The pipeline below runs on every push to any branch. It restores the npm cache, installs dependencies, lints, runs the unit test suite, builds the app and - on main only - publishes the build as a versioned artifact so downstream deploy pipelines can pick it up. A failed lint or test stops the line; nothing reaches the artifact step until the commit is green.

# .buddy/buddy.yml - continuous integration on every push
- pipeline: "ci"
  trigger: "ON_EVERY_PUSH"
  refs:
    - "refs/heads/*"
  actions:
    - action: "Install + lint + test"
      type: "BUILD"
      docker_image_name: "node"
      docker_image_tag: "20"
      cached_dirs:
        - "node_modules"
      execute_commands:
        - "npm ci --prefer-offline"
        - "npm run lint"
        - "npm test -- --ci --reporters=default --reporters=jest-junit"
      services:
        - type: "POSTGRESQL"
          version: "16"

    - action: "Build production bundle"
      type: "BUILD"
      docker_image_name: "node"
      docker_image_tag: "20"
      cached_dirs:
        - "node_modules"
      execute_commands:
        - "npm run build"

    - action: "Publish artifact (main only)"
      type: "BUDDY_CLI"
      trigger_condition: "ON_CHANGE"
      run_only_on_first_failure: false
      execute_commands:
        - "bdy artifact publish web-app:$BUDDY_EXECUTION_REVISION ./dist --create"
      run_when_refs:
        - "refs/heads/main"

Every push gets the same treatment - clean container, restored cache, lint, test, build - and the result is reported back to the commit. Branches get a green check or a red X; main additionally gets a versioned, immutable artifact that the deploy pipeline can promote to a sandbox, a canary route, or production.

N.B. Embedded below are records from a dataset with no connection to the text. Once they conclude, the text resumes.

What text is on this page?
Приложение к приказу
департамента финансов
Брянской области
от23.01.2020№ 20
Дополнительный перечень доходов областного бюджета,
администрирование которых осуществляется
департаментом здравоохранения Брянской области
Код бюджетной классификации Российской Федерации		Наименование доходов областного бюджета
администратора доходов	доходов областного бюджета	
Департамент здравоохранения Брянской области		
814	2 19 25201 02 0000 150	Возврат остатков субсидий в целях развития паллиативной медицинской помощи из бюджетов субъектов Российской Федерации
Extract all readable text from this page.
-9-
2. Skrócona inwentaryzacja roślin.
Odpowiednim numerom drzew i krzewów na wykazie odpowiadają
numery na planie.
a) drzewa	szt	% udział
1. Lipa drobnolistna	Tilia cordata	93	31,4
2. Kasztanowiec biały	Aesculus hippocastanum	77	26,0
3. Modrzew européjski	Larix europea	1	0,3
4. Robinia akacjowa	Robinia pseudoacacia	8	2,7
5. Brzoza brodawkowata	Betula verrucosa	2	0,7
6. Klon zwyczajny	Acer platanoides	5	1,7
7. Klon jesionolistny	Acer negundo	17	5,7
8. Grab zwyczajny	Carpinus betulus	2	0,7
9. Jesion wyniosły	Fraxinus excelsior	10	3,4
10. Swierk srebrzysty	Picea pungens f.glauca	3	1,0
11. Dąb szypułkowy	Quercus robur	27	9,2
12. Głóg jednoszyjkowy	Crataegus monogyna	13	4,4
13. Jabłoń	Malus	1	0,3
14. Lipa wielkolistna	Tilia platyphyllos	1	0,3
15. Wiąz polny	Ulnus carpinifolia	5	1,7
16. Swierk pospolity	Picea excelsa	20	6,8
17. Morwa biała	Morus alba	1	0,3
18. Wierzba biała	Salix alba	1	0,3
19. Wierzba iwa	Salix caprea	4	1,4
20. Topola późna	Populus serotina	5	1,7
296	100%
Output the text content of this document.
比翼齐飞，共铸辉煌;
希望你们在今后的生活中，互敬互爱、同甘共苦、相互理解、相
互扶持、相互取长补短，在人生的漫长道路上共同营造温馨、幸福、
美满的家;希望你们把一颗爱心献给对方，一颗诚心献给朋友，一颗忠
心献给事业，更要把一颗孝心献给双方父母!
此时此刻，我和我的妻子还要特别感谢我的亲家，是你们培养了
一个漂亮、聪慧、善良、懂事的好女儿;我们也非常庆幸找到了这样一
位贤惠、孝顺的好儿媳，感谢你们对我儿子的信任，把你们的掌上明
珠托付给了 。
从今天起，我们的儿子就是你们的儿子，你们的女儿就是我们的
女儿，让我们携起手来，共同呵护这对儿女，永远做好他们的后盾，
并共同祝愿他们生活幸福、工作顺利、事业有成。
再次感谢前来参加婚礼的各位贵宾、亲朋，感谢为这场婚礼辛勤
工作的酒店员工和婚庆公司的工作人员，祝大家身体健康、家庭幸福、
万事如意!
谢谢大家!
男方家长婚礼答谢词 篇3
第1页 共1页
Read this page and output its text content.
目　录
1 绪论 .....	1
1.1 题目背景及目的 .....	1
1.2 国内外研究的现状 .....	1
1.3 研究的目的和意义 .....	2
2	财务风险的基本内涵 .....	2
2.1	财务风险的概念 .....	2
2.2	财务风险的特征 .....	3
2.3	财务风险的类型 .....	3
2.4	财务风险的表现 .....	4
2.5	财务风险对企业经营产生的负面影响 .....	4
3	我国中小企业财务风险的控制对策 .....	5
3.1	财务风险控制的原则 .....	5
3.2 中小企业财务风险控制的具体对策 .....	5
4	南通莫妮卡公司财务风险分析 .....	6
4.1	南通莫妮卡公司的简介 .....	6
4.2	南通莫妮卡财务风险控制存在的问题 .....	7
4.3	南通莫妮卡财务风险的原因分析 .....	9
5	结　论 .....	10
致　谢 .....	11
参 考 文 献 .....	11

That artifact-on-every-green-commit is the contract continuous integration exists to deliver.

Frequently asked questions

What is the difference between CI and CI/CD?

CI - continuous integration - is the build-and-test half: every commit on the mainline is built, tested, and turned into an artifact within minutes. CI/CD adds the delivery (or deployment) half on top, taking that proven artifact through staging, approval gates, and on to production. CI gets the codebase always-green; CD gets that green build to users.

How long should a CI build take?

Short enough that engineers wait for it instead of context-switching away. A common target is under 10 minutes for the pre-merge pipeline and under 30 minutes for the full post-merge suite. When builds creep past that, teams parallelise tests, cache dependencies and build layers, split the suite into fast unit checks (run on every push) and slower integration/e2e checks (run nightly or on a merge queue).

Do I need a dedicated CI server?

Not a physical one. You do need a CI service - hosted or self-managed - that picks up each push, runs the build in a clean, reproducible environment, and reports the result back to the commit. Running the build "on a developer's laptop" or "on the staging box" is not CI; the environment has to be deterministic and shared so every commit gets the same treatment.

Does continuous integration work with monorepos?

Yes - and most large monorepos depend on it. The catch is that a naive "run everything on every push" pipeline gets unworkably slow. Mature monorepo CI uses change detection (only build and test what the diff touched), remote build caches (Bazel, Nx, Turborepo), and merge queues so the mainline is only updated by commits that have actually been tested together.